Ottawa’s granting of an exemption through Health Canada was received somewhat begrudgingly by advocates for those drug users who say the amount is not high enough and could actually endanger people.
Gord Johns, a New Democrat MP from Vancouver Island, was behind a bill in Ottawa aiming to allow drugs for personal use right across Canada.
The Liberal government granted the exemption to B.C. just before the house was due to vote on Johns bill, ultimately rejecting it. Johns called the move “cynical” and slammed Ottawa for doing little else to try to save lives nationwide: “Twenty-seven thousand people have died as a result of toxic overdose, they haven’t tabled any comprehensive legislation to respond to this crisis.”
Johns said his bill drew on suggestions from the government’s own Expert Task Force on Substance Use.
Dr. Thomas Kerr, a professor and head of the social medicine division at the University of B.C., said decriminalization could lead to drugs being made more potent, to carry the same strength while getting under 2.5 grams. It could also result in people having to interact with drug markets more, as they buy smaller amounts to stay under the threshold.

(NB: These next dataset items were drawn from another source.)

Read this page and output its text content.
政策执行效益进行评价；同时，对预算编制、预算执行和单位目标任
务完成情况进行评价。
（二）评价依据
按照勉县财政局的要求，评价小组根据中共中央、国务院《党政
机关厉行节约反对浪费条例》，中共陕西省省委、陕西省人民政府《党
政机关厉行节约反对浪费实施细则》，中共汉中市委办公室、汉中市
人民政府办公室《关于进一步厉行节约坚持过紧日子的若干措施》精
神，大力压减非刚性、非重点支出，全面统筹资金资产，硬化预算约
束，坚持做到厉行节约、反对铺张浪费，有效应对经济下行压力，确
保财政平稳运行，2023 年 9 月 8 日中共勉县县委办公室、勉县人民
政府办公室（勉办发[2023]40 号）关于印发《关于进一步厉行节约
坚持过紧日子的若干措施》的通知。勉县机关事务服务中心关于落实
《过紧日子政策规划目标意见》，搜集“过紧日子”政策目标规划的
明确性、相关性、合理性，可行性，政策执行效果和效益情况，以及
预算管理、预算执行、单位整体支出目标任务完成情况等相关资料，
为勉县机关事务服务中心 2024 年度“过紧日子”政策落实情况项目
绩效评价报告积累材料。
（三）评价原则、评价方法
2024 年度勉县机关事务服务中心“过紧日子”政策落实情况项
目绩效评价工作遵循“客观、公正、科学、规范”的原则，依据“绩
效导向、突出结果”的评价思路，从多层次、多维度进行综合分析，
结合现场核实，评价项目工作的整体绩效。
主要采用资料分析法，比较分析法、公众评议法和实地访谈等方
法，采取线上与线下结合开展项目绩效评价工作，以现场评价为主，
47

“They’ve kind of blown it, in a way. It’s unfortunate,” Kerr said. “It’s an opportunity to do some good and unfortunately it got whittled away.”

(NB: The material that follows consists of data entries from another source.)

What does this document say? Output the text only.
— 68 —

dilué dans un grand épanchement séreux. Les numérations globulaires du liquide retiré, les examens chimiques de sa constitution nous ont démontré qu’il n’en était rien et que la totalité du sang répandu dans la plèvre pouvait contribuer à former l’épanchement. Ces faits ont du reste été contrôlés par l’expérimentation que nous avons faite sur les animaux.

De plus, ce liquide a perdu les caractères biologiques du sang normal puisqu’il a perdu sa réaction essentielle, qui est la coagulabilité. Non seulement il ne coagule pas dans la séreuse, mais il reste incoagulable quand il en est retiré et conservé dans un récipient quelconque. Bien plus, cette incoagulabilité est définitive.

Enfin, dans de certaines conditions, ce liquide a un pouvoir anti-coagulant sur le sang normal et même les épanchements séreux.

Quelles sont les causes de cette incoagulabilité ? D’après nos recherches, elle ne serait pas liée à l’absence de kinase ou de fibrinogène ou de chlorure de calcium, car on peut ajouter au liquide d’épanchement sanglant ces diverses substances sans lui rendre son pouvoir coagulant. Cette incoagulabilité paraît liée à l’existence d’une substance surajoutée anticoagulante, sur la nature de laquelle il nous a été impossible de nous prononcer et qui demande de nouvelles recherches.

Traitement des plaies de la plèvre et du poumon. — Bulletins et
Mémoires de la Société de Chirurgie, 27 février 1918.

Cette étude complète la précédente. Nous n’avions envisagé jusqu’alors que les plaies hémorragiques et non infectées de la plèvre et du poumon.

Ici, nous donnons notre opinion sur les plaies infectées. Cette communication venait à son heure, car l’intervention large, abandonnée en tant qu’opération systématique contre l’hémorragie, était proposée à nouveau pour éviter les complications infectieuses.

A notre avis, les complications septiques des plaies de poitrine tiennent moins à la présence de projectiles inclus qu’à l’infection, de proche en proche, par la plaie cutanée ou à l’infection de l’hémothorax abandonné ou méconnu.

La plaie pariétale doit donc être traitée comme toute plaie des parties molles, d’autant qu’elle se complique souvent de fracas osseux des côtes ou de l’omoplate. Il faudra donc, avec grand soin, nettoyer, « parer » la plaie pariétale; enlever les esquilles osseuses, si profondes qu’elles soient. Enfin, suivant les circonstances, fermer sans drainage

He said the 2.5-gram threshold will not likely affect overdose deaths. The priority needs to be getting a safe supply into the market, among other measures, Kerr said, cautioning Canadians not to be distracted from finding ways to save lives by the decriminalization news.
The model in Portugal is not without its flaws, he said, particularly as it can end up forcing people using substances such as marijuana into its system.
“It’s not a slam dunk. I think people sort of assume the Portuguese model has been a great success, I don’t think that that’s really conclusive,” he said. “I think there’s some likely benefits, but I think there’s some debate about that.”
The Star asked to speak to someone from B.C.’s Ministry of Health about any next moves post-decriminalization. An emailed response from the Ministry of Mental Health and Addictions stated that the new plan would break down the barriers preventing people from getting to “life-saving services” by removing the fear of criminalization.
“B.C.’s exemption includes progressive and innovative approaches that have been guided by public health, including no mandatory treatment referrals, no issuing fines or other administrative penalties, and no drug seizures,” said the email from public affairs officer Kendra Wong.
Instead, people found in possession of drugs will be given information on treatment and recovery options, among other information.
The email added that the province is working on building mental-health and addictions care “from the ground up” with a $500-million investment, but few details were given.
Whatever direction B.C. and the rest of Canada take after the exemption takes effect next year, Goulão said it’s important that administrative bodies co-ordinate their efforts.
As well, he said, it’s important that our approaches recognize that drug users are human beings living with challenges not unlike those of other people.
“I think it’s important to consider that drug addiction is a disease with the same dignity as other diseases,” he said. “We have worked a lot in trying to lower the stigma. I believe decriminalization contributed a lot.”